The project is grounded in images that circulated to him during and after his service — photographs transmitted, exchanged, archived, or informally shared. These images do not function as documents or evidence, but as unstable visual material shaped by distance, mediation, and delayed reception. What they show cannot be separated from the conditions under which they were produced, circulated, and seen.

Translation is approached not as transmission, but as distortion: a process that filters, delays, mirrors, and redistributes responsibility. Meaning does not pass intact; it fractures, slips, or dissolves. Interpretation functions less as a bridge than as a site where authority, risk, and opacity converge. A recurring visual and conceptual structure in Jean is the mirage. 

Reflections in water, inverted horizons, and shimmering surfaces operate as optical events that appear real yet collapse upon approach. 

The mirage becomes a way of thinking about perception itself — how something can be visible without being graspable, present yet unreliable. These reflections are not illustrative motifs, but perceptual disturbances that unsettle orientation and scale.

Formally, the work unfolds through layering, inversion, erasure, and misalignment. Images emerge partially, doubled or submerged, as if mediated through unstable surfaces. Bodies appear through reflection, vehicles dissolve into terrain, figures register as optical residue rather than stable subjects. Attention is held, then displaced.

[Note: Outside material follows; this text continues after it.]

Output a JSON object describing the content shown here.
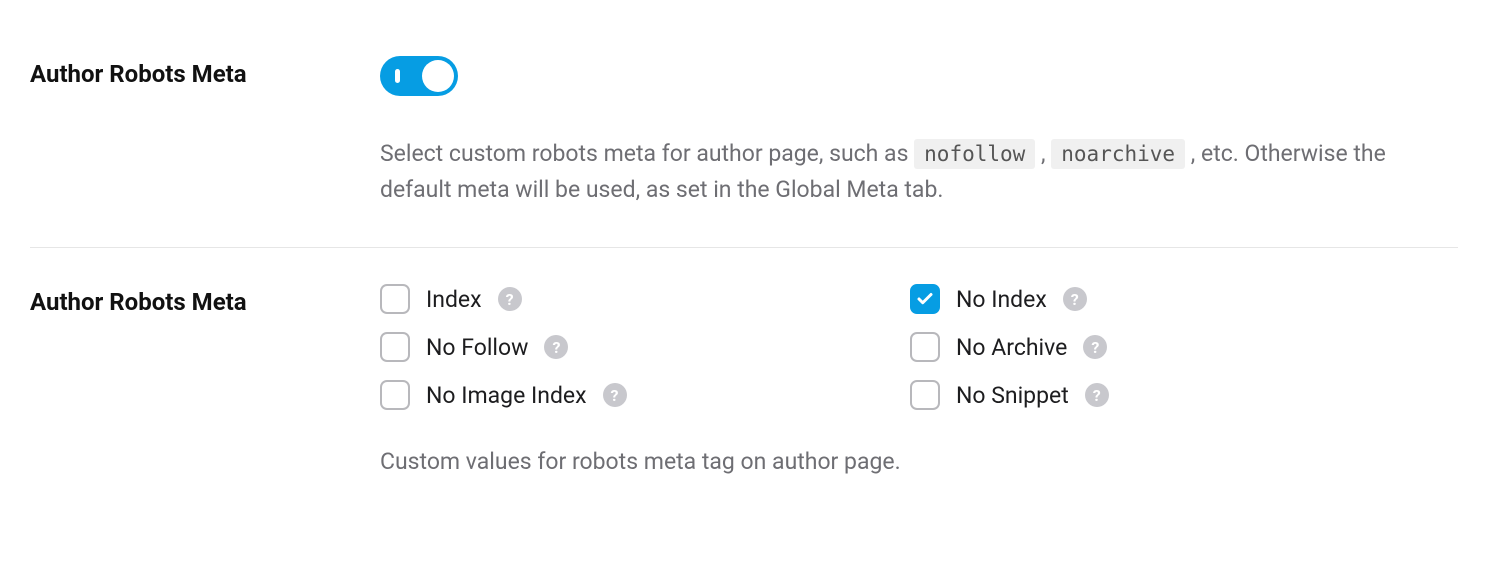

The desert — historically associated with mirages — is present not as a backdrop, but as an optical and political condition. Heat, glare, distance, and reflection shape what can be seen and how it is interpreted. War appears less as spectacle than as an administrative and perceptual system: a structure that produces images, translations, surveillance, and silence.

At its core, Jean treats poetics as method. Form is not illustrative but operative: an ethical and political agent that organizes attention, sensation, and perception. Like a mirage, the work offers no stable ground. 

It invites looking while withholding certainty, insisting on the fragility of vision and the conditions under which meaning appears.